When I applied to this job, it was for an HR position because I didn’t really know what I wanted to do. I had my interview, but it turned out that Michele was willing to take me on as an Accounting Intern even though I’d never taken an accounting class. I didn’t know the first thing about accounting, but she took a chance on me. And, since then, I’ve done really well, especially since she’s been willing to work with me and and teach me along the way. I ended up graduating with a degree in accounting.
I never thought I’d have a job I loved. I didn’t think I’d be one of these people with a real passion, like, “This is what I want to be when I grow up!”. I’ve always been a person who liked learning in general, so I think I was always looking for something that caught my eye. That’s why I’m thankful I found accounting, because it’s something that really works well for me.

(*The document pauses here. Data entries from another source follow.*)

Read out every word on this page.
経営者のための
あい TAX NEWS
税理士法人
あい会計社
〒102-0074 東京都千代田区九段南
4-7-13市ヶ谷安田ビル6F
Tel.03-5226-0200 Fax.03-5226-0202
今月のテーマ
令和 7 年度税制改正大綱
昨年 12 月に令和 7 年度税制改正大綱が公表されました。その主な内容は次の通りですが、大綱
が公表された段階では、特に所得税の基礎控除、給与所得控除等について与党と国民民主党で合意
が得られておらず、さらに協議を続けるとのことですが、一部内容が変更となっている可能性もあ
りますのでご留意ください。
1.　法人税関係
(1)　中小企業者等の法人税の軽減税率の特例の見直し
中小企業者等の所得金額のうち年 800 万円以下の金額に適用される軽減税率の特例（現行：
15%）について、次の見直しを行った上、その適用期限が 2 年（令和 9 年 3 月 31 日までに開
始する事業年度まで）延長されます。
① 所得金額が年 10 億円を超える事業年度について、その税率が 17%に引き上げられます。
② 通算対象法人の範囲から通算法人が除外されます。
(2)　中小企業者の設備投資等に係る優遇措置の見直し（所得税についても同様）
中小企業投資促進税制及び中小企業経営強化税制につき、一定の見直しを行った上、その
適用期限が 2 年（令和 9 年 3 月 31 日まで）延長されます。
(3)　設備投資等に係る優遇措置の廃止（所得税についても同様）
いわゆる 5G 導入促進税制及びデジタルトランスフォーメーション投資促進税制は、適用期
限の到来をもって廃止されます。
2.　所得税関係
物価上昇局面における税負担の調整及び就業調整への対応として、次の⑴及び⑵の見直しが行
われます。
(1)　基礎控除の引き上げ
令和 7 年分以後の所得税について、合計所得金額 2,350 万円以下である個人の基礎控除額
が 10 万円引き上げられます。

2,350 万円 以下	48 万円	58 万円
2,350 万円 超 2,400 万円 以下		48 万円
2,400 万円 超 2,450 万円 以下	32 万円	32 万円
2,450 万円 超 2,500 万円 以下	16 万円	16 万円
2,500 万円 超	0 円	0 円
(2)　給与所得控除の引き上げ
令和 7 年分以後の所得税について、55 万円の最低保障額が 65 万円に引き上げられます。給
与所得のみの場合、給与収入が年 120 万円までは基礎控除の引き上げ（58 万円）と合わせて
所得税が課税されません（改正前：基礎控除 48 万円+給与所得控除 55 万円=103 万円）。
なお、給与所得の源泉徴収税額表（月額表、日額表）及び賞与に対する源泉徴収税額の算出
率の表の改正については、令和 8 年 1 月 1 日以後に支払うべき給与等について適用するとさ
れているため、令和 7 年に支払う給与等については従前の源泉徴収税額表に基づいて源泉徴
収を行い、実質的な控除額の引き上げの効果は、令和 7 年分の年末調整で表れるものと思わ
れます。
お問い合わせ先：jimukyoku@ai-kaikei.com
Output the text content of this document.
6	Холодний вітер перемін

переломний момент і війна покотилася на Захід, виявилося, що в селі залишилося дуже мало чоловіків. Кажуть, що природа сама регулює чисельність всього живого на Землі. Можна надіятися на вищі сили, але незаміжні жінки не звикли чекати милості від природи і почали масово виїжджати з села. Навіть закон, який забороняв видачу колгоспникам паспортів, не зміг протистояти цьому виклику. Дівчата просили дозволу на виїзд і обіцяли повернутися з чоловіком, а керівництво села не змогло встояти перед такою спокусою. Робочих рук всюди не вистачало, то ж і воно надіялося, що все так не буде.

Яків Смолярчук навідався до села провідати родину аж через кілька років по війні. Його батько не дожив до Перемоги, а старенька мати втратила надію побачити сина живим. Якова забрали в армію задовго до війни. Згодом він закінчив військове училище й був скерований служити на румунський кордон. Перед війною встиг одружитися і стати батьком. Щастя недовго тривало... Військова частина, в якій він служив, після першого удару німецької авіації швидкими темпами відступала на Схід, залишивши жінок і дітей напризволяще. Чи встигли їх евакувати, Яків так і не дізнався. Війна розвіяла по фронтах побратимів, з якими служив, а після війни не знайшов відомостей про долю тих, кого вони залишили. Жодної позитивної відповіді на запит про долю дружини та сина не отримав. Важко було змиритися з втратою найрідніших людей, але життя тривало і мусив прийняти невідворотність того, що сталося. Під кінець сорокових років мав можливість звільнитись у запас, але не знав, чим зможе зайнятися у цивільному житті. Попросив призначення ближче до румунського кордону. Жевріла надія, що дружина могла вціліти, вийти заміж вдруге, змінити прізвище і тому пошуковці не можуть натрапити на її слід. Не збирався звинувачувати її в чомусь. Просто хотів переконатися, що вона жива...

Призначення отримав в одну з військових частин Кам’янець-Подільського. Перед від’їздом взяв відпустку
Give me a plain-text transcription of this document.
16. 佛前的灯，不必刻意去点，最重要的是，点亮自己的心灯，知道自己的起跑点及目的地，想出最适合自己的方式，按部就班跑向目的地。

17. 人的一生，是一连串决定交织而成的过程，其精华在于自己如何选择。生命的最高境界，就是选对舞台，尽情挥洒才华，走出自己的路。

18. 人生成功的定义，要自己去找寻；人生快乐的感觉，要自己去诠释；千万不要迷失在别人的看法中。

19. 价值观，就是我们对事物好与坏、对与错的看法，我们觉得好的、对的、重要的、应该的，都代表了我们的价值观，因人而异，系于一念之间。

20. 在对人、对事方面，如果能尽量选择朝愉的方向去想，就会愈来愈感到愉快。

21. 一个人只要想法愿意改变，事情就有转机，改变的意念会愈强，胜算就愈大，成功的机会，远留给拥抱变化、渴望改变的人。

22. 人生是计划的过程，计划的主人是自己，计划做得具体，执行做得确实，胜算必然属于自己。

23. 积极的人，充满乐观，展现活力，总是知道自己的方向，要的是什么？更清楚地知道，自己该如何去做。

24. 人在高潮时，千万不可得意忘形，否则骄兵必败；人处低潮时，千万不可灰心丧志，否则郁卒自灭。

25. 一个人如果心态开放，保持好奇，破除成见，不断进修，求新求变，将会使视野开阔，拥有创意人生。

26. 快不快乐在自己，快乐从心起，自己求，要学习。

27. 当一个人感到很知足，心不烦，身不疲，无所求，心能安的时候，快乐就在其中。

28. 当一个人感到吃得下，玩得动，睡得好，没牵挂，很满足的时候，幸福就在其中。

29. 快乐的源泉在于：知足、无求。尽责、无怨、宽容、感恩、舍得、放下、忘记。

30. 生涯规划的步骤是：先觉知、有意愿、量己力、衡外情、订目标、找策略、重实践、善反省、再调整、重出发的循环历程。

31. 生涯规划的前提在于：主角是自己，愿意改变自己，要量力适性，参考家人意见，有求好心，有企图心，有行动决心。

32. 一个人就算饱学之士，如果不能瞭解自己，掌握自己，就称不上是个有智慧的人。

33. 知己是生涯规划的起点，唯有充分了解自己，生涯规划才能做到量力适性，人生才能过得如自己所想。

Wow. It sounds like you had a really positive internship/co-op experience, then! Any advice for students who are looking for meaningful internships?
Look at the environment. That was really important for me, especially when I was first starting out. I think a lot of people get stuck because they want a very specific job, and once they think they’ve found it, they get tunnel vision. I have friends who thought they were getting their dream job and then, two weeks into it, realized they hate it because the people aren’t easy to work with or it’s not a good culture fit. It’s a tough situation when you feel like you finally got the job you wanted, only to find out it wasn’t what you were expecting.
If you look for a place you’re going to fit in beyond the job itself, that’s a place you want to be (Of course, the job itself needs to fit, too). If you’re at a good company, they’ll find ways to use your skills. You’re going to spend more time at your job than anywhere else, so make sure you can be happy there.
What are your go-to tools?
Our main accounting software is Quickbooks, so that’s what I use on an everyday basis. It’s where all of our financial info is stored. Our other main tools have to do with the banks, and that’s what we process all our payments with. And then, of course, Concur, the expense management system, which helps us manage all the company credit card accounts.
What’s your favorite 50 perk?
I love the AnyPerks ten dollar monthly credit toward a music-streaming service. That’s really great. Also, one of the first things I noticed when I got here was the beer fridge (I was in college, after all). But since working here, I really understand the positive implications of having it.
It’s nice seeing people around the office after work hours, and maybe they’re not working per se, but they’re still talking to each other about their projects and having useful dialogue. Throughout my time here, I’ve realized our culture promotes people being in the office with each other, enjoying each other’s company, and getting work done in a relaxed atmosphere. When you have a collection of responsible people, I think adding a social dynamic is a great way to collaborate, especially between teams.
What’s the most useful thing you’ve learned here (so far)?
Being able to work with different people. We have an open office space, and it’s great working in an environment where you’re never really going to be isolated. Plus, with the open office space, you have to learn how to work with different personality types. That was a skill I definitely gained working at 50.
It was also good to learn that, even though this a business and this is a job, there’s a personal side to every interaction, and you have to keep that in mind. It can’t always be all business, and it can’t always be all personal. There has to be a healthy balance. When I first started working, I thought, “This is work! We’re supposed to just be working.”. But, since working at 50—especially with how things have been changing here in the last six months—I really see how making people happier and more comfortable at work noticeably improves business.
What do you do for fun outside of the office?
I like reading. I love reading articles about anything and everything I can, because I like just knowing things, no matter what it is. I just bought Elon Musk’s biography this morning. I like thinking about the future and where things are going, so, for me, Elon is the most interesting person talking about those things right now. I also watch a lot of TV with my girlfriend. And I’m a big basketball fan—that’s probably the biggest thing for me. I love the NBA.
Did you know Jack helps with NBA stats on their website?
I think I saw that. Did he mention that in his Meet the Team?
Yes, he did! Talk about Meet the Team Inception, right?